Most of Morham's works constitute "public buildings" and mainly still survive, contributing greatly to the character of the city. All are in Edinburgh and almost all are listed buildings, exemplifying the quality of Morham's works.

- Robertson Memorial Church, Kilgraston Road (then the Grange Church till 1972, now Marchmont St Giles' Parish Church ) (1869), listed category B.
- Blackfriars Street Church (1870-1), listed category C.
- Remodelling of the interior of St Giles Cathedral creating one single volume from the former three spaces (1871), listed category A.
- Tenements at 60 High Street (Royal Mile)/1-9 Blackfriars Street (1873), listed category B
- Addition of corner turrets to the married soldiers quarters at 25 Johnston Terrace (now Castlecliff Workshops) (1874), listed category C.

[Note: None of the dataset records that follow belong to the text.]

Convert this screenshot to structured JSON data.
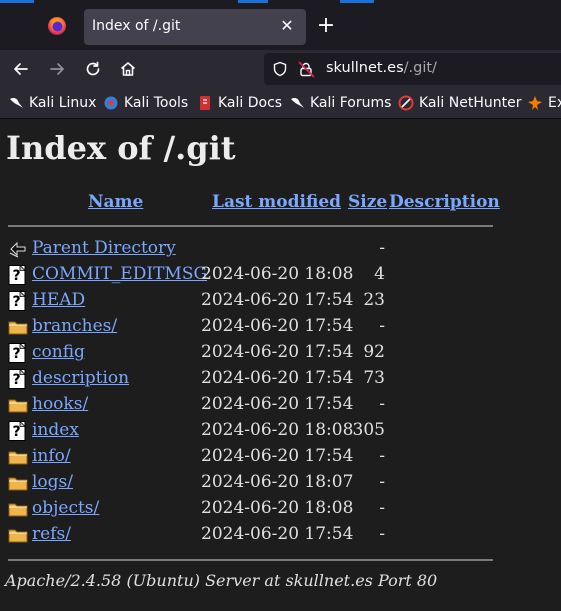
{
  "browser": {
    "tab_title": "Index of /.git",
    "tab_close": "✕",
    "new_tab": "+",
    "url_host": "skullnet.es",
    "url_path": "/.git/"
  },
  "bookmarks": [
    {
      "label": "Kali Linux",
      "icon": "kali-dragon-icon",
      "color": "#fbfbfe"
    },
    {
      "label": "Kali Tools",
      "icon": "kali-tools-icon",
      "color": "#3a7bd5"
    },
    {
      "label": "Kali Docs",
      "icon": "kali-docs-icon",
      "color": "#d32f2f"
    },
    {
      "label": "Kali Forums",
      "icon": "kali-dragon-icon",
      "color": "#fbfbfe"
    },
    {
      "label": "Kali NetHunter",
      "icon": "nethunter-icon",
      "color": "#e53935"
    },
    {
      "label": "Ex",
      "icon": "exploit-db-icon",
      "color": "#f57c00"
    }
  ],
  "page": {
    "title": "Index of /.git",
    "columns": {
      "name": "Name",
      "last_modified": "Last modified",
      "size": "Size",
      "description": "Description"
    },
    "rows": [
      {
        "name": "Parent Directory",
        "modified": "",
        "size": "-",
        "icon": "back-arrow-icon"
      },
      {
        "name": "COMMIT_EDITMSG",
        "modified": "2024-06-20 18:08",
        "size": "4",
        "icon": "unknown-file-icon"
      },
      {
        "name": "HEAD",
        "modified": "2024-06-20 17:54",
        "size": "23",
        "icon": "unknown-file-icon"
      },
      {
        "name": "branches/",
        "modified": "2024-06-20 17:54",
        "size": "-",
        "icon": "folder-icon"
      },
      {
        "name": "config",
        "modified": "2024-06-20 17:54",
        "size": "92",
        "icon": "unknown-file-icon"
      },
      {
        "name": "description",
        "modified": "2024-06-20 17:54",
        "size": "73",
        "icon": "unknown-file-icon"
      },
      {
        "name": "hooks/",
        "modified": "2024-06-20 17:54",
        "size": "-",
        "icon": "folder-icon"
      },
      {
        "name": "index",
        "modified": "2024-06-20 18:08",
        "size": "305",
        "icon": "unknown-file-icon"
      },
      {
        "name": "info/",
        "modified": "2024-06-20 17:54",
        "size": "-",
        "icon": "folder-icon"
      },
      {
        "name": "logs/",
        "modified": "2024-06-20 18:07",
        "size": "-",
        "icon": "folder-icon"
      },
      {
        "name": "objects/",
        "modified": "2024-06-20 18:08",
        "size": "-",
        "icon": "folder-icon"
      },
      {
        "name": "refs/",
        "modified": "2024-06-20 17:54",
        "size": "-",
        "icon": "folder-icon"
      }
    ],
    "footer": "Apache/2.4.58 (Ubuntu) Server at skullnet.es Port 80"
  },
  "colors": {
    "link": "#7aa7ff",
    "page_bg": "#1d1d1d",
    "folder": "#f0b44c"
  }
}
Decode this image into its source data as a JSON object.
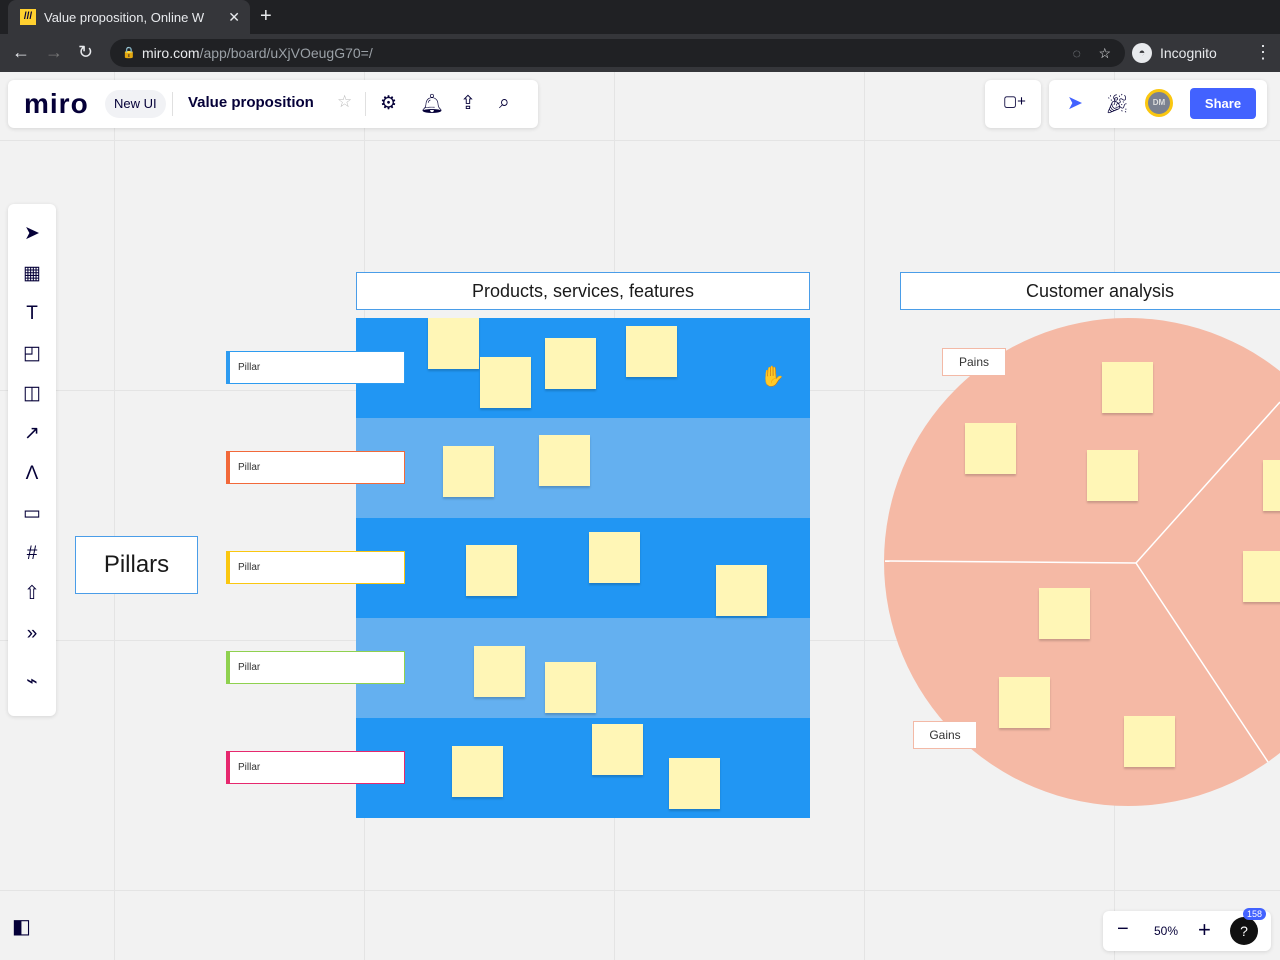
{
  "browser": {
    "tab_title": "Value proposition, Online W",
    "url_host": "miro.com",
    "url_path": "/app/board/uXjVOeugG70=/",
    "profile": "Incognito"
  },
  "header": {
    "logo": "miro",
    "new_ui": "New UI",
    "board_name": "Value proposition",
    "share": "Share",
    "avatar_initials": "DM"
  },
  "board": {
    "frame1_title": "Products, services, features",
    "frame2_title": "Customer analysis",
    "pillars_title": "Pillars",
    "pillars": [
      {
        "label": "Pillar",
        "color": "#2d9bf0"
      },
      {
        "label": "Pillar",
        "color": "#f2693a"
      },
      {
        "label": "Pillar",
        "color": "#fac710"
      },
      {
        "label": "Pillar",
        "color": "#8fd14f"
      },
      {
        "label": "Pillar",
        "color": "#e6286e"
      }
    ],
    "pains": "Pains",
    "gains": "Gains"
  },
  "zoom": {
    "level": "50%",
    "notifications": "158"
  }
}
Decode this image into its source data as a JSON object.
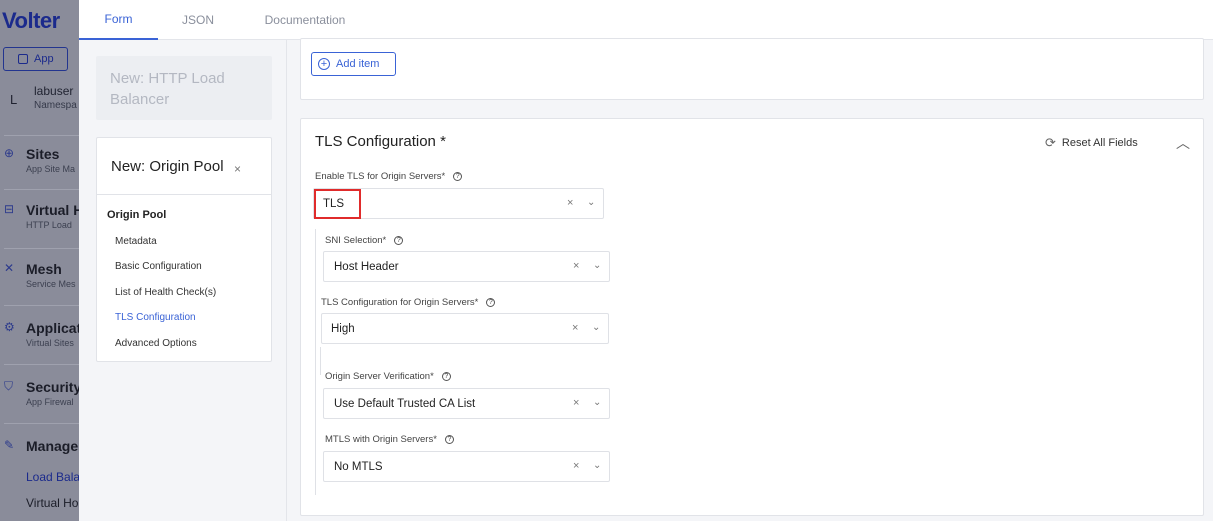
{
  "bg_nav": {
    "logo": "Volter",
    "app_button": "App",
    "user": {
      "avatar": "L",
      "name": "labuser",
      "namespace": "Namespa"
    },
    "sections": [
      {
        "title": "Sites",
        "sub": "App Site Ma"
      },
      {
        "title": "Virtual H",
        "sub": "HTTP Load"
      },
      {
        "title": "Mesh",
        "sub": "Service Mes"
      },
      {
        "title": "Applicati",
        "sub": "Virtual Sites"
      },
      {
        "title": "Security",
        "sub": "App Firewal"
      },
      {
        "title": "Manage",
        "sub": ""
      }
    ],
    "links": [
      "Load Bala",
      "Virtual Ho"
    ]
  },
  "tabs": [
    "Form",
    "JSON",
    "Documentation"
  ],
  "left": {
    "crumb": "New: HTTP Load Balancer",
    "pool_title": "New: Origin Pool",
    "pool_close": "×",
    "pool_head": "Origin Pool",
    "pool_items": [
      "Metadata",
      "Basic Configuration",
      "List of Health Check(s)",
      "TLS Configuration",
      "Advanced Options"
    ]
  },
  "main": {
    "add_item": "Add item",
    "tls_section": {
      "title": "TLS Configuration *",
      "reset": "Reset All Fields",
      "enable_tls_label": "Enable TLS for Origin Servers*",
      "enable_tls_value": "TLS",
      "fields": [
        {
          "label": "SNI Selection*",
          "value": "Host Header"
        },
        {
          "label": "TLS Configuration for Origin Servers*",
          "value": "High"
        },
        {
          "label": "Origin Server Verification*",
          "value": "Use Default Trusted CA List"
        },
        {
          "label": "MTLS with Origin Servers*",
          "value": "No MTLS"
        }
      ]
    }
  },
  "icons": {
    "help": "?",
    "clear": "×",
    "chevron_down": "⌄",
    "chevron_up": "︿",
    "refresh": "⟳",
    "plus": "+"
  },
  "colors": {
    "accent": "#3a63d6",
    "highlight": "#e02b2b",
    "nav_dim": "#8a8c9a"
  }
}
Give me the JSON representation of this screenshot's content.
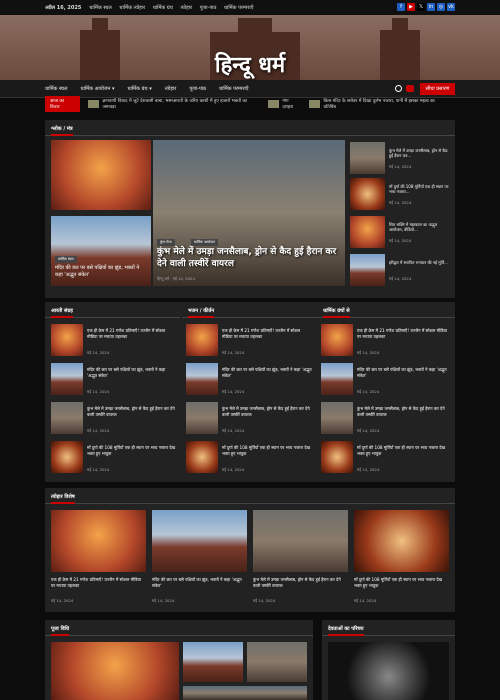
{
  "topbar": {
    "date": "अप्रैल 16, 2025",
    "links": [
      "धार्मिक स्थल",
      "धार्मिक त्योहार",
      "धार्मिक ग्रंथ",
      "त्योहार",
      "पूजा-पाठ",
      "धार्मिक परम्पराएँ"
    ]
  },
  "social": [
    "f",
    "▶",
    "𝕏",
    "in",
    "◎",
    "vk"
  ],
  "banner": {
    "title": "हिन्दू धर्म"
  },
  "nav": {
    "items": [
      "धार्मिक स्थल",
      "धार्मिक आयोजन ▾",
      "धार्मिक ग्रंथ ▾",
      "त्योहार",
      "पूजा-पाठ",
      "धार्मिक परम्पराएँ"
    ],
    "live": "सीधा प्रसारण"
  },
  "ticker": {
    "label": "आज का विचार",
    "items": [
      "ज्ञानवापी विवाद में जुटे देशवासी बाबा, भस्मआरती के जरिए काशी में हुए हजारों भक्तों का जमावड़ा",
      "गंगा दशहरा",
      "किस मंदिर के सरोवर में दिखा दुर्लभ नजारा, पानी में इसका महत्व का प्रतिबिंब"
    ]
  },
  "shlok": {
    "title": "श्लोक / मंत्र",
    "main": {
      "cat1": "कुंभ मेला",
      "cat2": "धार्मिक आयोजन",
      "title": "कुंभ मेले में उमड़ा जनसैलाब, ड्रोन से कैद हुई हैरान कर देने वाली तस्वीरें वायरल",
      "author": "हिन्दू धर्म",
      "date": "मई 14, 2024"
    },
    "left2": {
      "cat": "धार्मिक स्थल",
      "title": "मंदिर की छत पर बसे पक्षियों का झुंड, भक्तों ने कहा 'अद्भुत संकेत'",
      "date": "मई 14, 2024"
    },
    "side": [
      {
        "t": "कुंभ मेले में उमड़ा जनसैलाब, ड्रोन से कैद हुई हैरान कर...",
        "d": "मई 14, 2024"
      },
      {
        "t": "माँ दुर्गा की 108 मूर्तियाँ एक ही स्थान पर भव्य नजारा...",
        "d": "मई 14, 2024"
      },
      {
        "t": "शिव भक्ति में महाकाल का अद्भुत आयोजन, वीडियो...",
        "d": "मई 14, 2024"
      },
      {
        "t": "हरिद्वार में स्थापित भगवान की नई मूर्ति...",
        "d": "मई 14, 2024"
      }
    ]
  },
  "col1": {
    "title": "आरती संग्रह"
  },
  "col2": {
    "title": "भजन / कीर्तन"
  },
  "col3": {
    "title": "धार्मिक ग्रंथों से"
  },
  "list": [
    {
      "t": "एक ही क्रेम में 21 गणेश प्रतिमाएँ! उज्जैन में सोशल मीडिया पर मचाया तहलका",
      "d": "मई 14, 2024"
    },
    {
      "t": "मंदिर की छत पर बसे पक्षियों का झुंड, भक्तों ने कहा 'अद्भुत संकेत'",
      "d": "मई 14, 2024"
    },
    {
      "t": "कुंभ मेले में उमड़ा जनसैलाब, ड्रोन से कैद हुई हैरान कर देने वाली तस्वीरें वायरल",
      "d": "मई 14, 2024"
    },
    {
      "t": "माँ दुर्गा की 108 मूर्तियाँ एक ही स्थान पर भव्य नजारा देख भक्त हुए भावुक",
      "d": "मई 14, 2024"
    }
  ],
  "festival": {
    "title": "त्योहार विशेष",
    "cards": [
      {
        "t": "एक ही क्रेम में 21 गणेश प्रतिमाएँ! उज्जैन में सोशल मीडिया पर मचाया तहलका",
        "d": "मई 14, 2024"
      },
      {
        "t": "मंदिर की छत पर बसे पक्षियों का झुंड, भक्तों ने कहा 'अद्भुत संकेत'",
        "d": "मई 14, 2024"
      },
      {
        "t": "कुंभ मेले में उमड़ा जनसैलाब, ड्रोन से कैद हुई हैरान कर देने वाली तस्वीरें वायरल",
        "d": "मई 14, 2024"
      },
      {
        "t": "माँ दुर्गा की 108 मूर्तियाँ एक ही स्थान पर भव्य नजारा देख भक्त हुए भावुक",
        "d": "मई 14, 2024"
      }
    ]
  },
  "puja": {
    "title": "पूजा विधि"
  },
  "devta": {
    "title": "देवताओं का परिचय"
  }
}
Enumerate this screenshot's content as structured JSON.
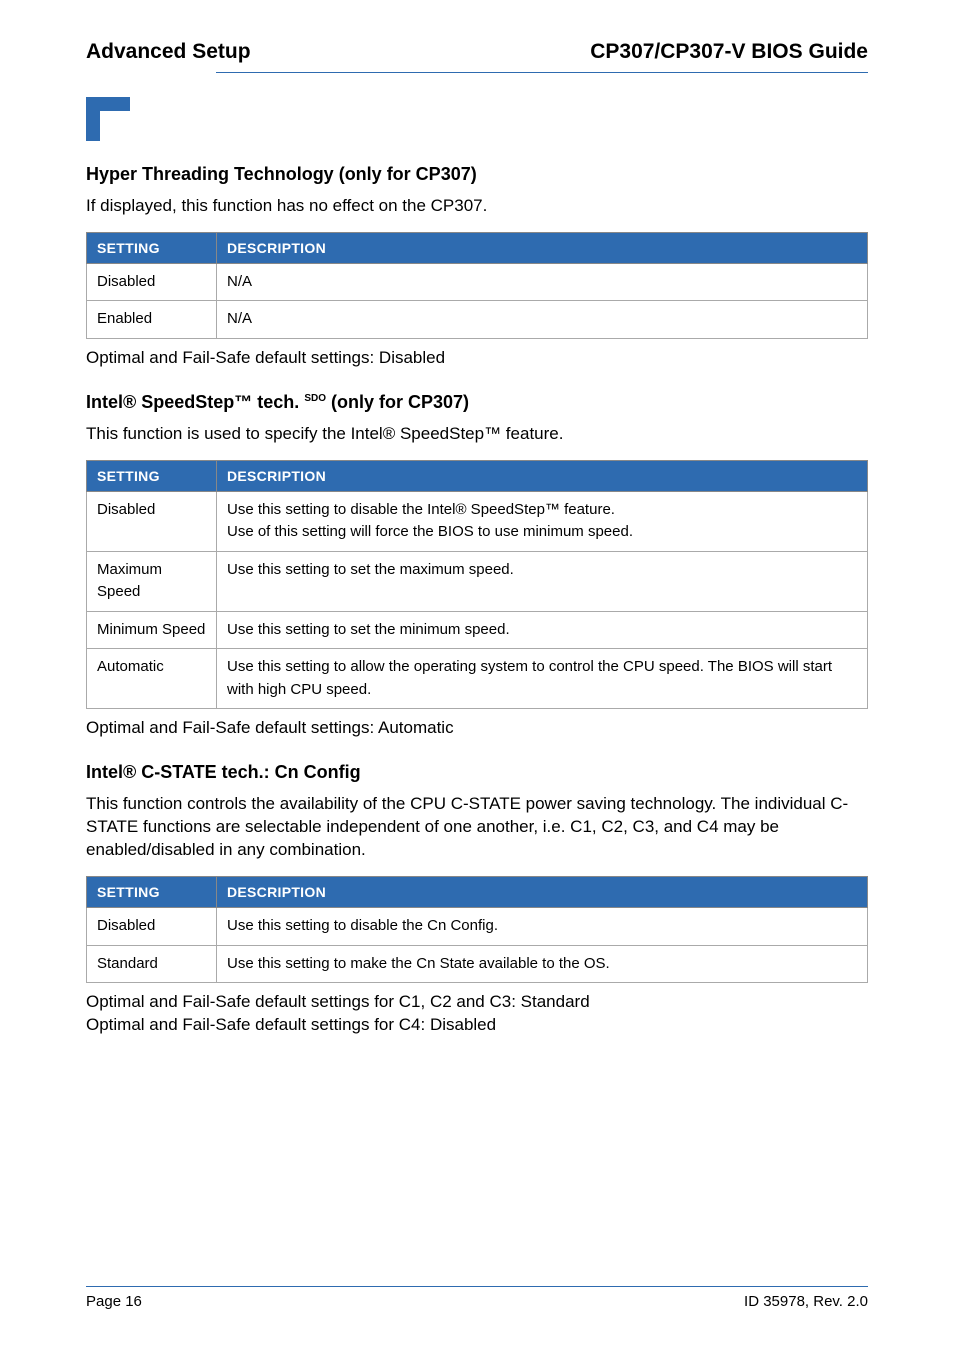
{
  "header": {
    "left": "Advanced Setup",
    "right": "CP307/CP307-V BIOS Guide"
  },
  "section1": {
    "title": "Hyper Threading Technology (only for CP307)",
    "intro": "If displayed, this function has no effect on the CP307.",
    "th_setting": "Setting",
    "th_desc": "Description",
    "rows": [
      {
        "setting": "Disabled",
        "desc": "N/A"
      },
      {
        "setting": "Enabled",
        "desc": "N/A"
      }
    ],
    "after": "Optimal and Fail-Safe default settings: Disabled"
  },
  "section2": {
    "title_pre": "Intel® SpeedStep™ tech. ",
    "title_sup": "SDO",
    "title_post": "  (only for CP307)",
    "intro": "This function is used to specify the Intel® SpeedStep™ feature.",
    "th_setting": "Setting",
    "th_desc": "Description",
    "rows": [
      {
        "setting": "Disabled",
        "desc": "Use this setting to disable the Intel® SpeedStep™ feature.\nUse of this setting will force the BIOS to use minimum speed."
      },
      {
        "setting": "Maximum Speed",
        "desc": "Use this setting to set the maximum speed."
      },
      {
        "setting": "Minimum Speed",
        "desc": "Use this setting to set the minimum speed."
      },
      {
        "setting": "Automatic",
        "desc": "Use this setting to allow the operating system to control the CPU speed. The BIOS will start with high CPU speed."
      }
    ],
    "after": "Optimal and Fail-Safe default settings: Automatic"
  },
  "section3": {
    "title": "Intel® C-STATE tech.: Cn Config",
    "intro": "This function controls the availability of the CPU C-STATE power saving technology. The individual C-STATE functions are selectable independent of one another, i.e. C1, C2, C3, and C4 may be enabled/disabled in any combination.",
    "th_setting": "Setting",
    "th_desc": "Description",
    "rows": [
      {
        "setting": "Disabled",
        "desc": "Use this setting to disable the Cn Config."
      },
      {
        "setting": "Standard",
        "desc": "Use this setting to make the Cn State available to the OS."
      }
    ],
    "after1": "Optimal and Fail-Safe default settings for C1, C2 and C3: Standard",
    "after2": "Optimal and Fail-Safe default settings for C4: Disabled"
  },
  "footer": {
    "left": "Page 16",
    "right": "ID 35978, Rev. 2.0"
  }
}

- Remodelling of Canongate Tolbooth in a medieval revivalist style (including interiors) (1875), listed category A
- Torphichen Street Police Station (1894) plus 1908 rebuild, listed category C.
- Buildings on the corner of Waverley Bridge and East Market Street (for Waverley Station) (1874-6). Now LRT information office, the Edinburgh Dungeon and the Edinburgh Tattoo Offices/Shop. Listed category A.
- The original Waverley Market (1874-6) between Waverley Station and Princes Street (1874-6) Demolished 1977. Only some ornate ironwork survives.
- Interior remodelling of Edinburgh City Chambers including most of the present Council Debating Chambers (1875) listed category A.
- Remodelling of West Princes Street Gardens (1876) following acquisition of the private garden grounds from Princes Street residents.
- School at south end of Blackfriars Street (now St Ann's Community Centre) (1879–80) listed category C.
- Addition of a storey at 104-112 Hanover Street (1880)
- Remodelling of 13-23 Shandwick Place (1880)
- 30-34 Upper Gray Street (1880) listed category B.
- Slateford Fire Station (1882)
- West Port Police Station (1882) now a bar (50 West Port) listed category B.
- Fountainbridge Meat Market (1884) (largely demolished but the arches and bulls heads from the entrance have been kept as a feature on the street).
- "Creation of "The Old Senate Room" in Edinburgh University's Old College (1883) listed category A.
- Causewayside Police Station and Fire Station (1885) listed category B.
- Infirmary Street Baths (1885-7) (recently restored and remodelled) listed category B.
- Fountain at the St Leonards entrance into Holyrood Park (1886)
- The Gardener's Cottage in West Princes Street Gardens (1886) listed category C.
- Laying out of Inverleith Park.
- Dalry Baths, Caledonian Crescent (1893-5)
- The huge stone piers to support North Bridge (1894)
- Building of the Electric Lighting Central Generating Station (1894) and offices, Dewar Place, now a 275,000 volt grid supply substation, with the only installation of gas insulated and cooled transformers in the UK. Of the power station only the frontages and some basement structures remain. Listed category B. The offices are currently vacant and are not listed.
- Remodelling interior of the City Observatory on Calton Hill (1895-8)
- City Hospital, Greenbank Drive (1896-1903) converted to housing (The Steils) c.1990 Listed category B.
- Police Station at 55 Abbeyhill (latterly an Armenian restaurant now vacant) (1896) listed category B.
- Ornamentation design for ironwork on North Bridge (1897) listed category A.
- Glenogle Baths, Stockbridge (1897-1900) listed category B.
- 47,48 Greenbank Drive (1900) listed category B. (linked to the City Hospital).
- Lauriston Place Fire Station (1897-1901)
- Portobello Baths, Marlborough Street (1898) listed category C.
- Remodelling of Edinburgh City Chambers including a new NW wing (1898-9) listed category A.
- MacDonald Road Electricity Generating Station (1899) listed category C.
- Portsburgh Square (1900) (with the City Engineer)
- Creation of an arcade at the front of Edinburgh City Chambers (1901) listed category A.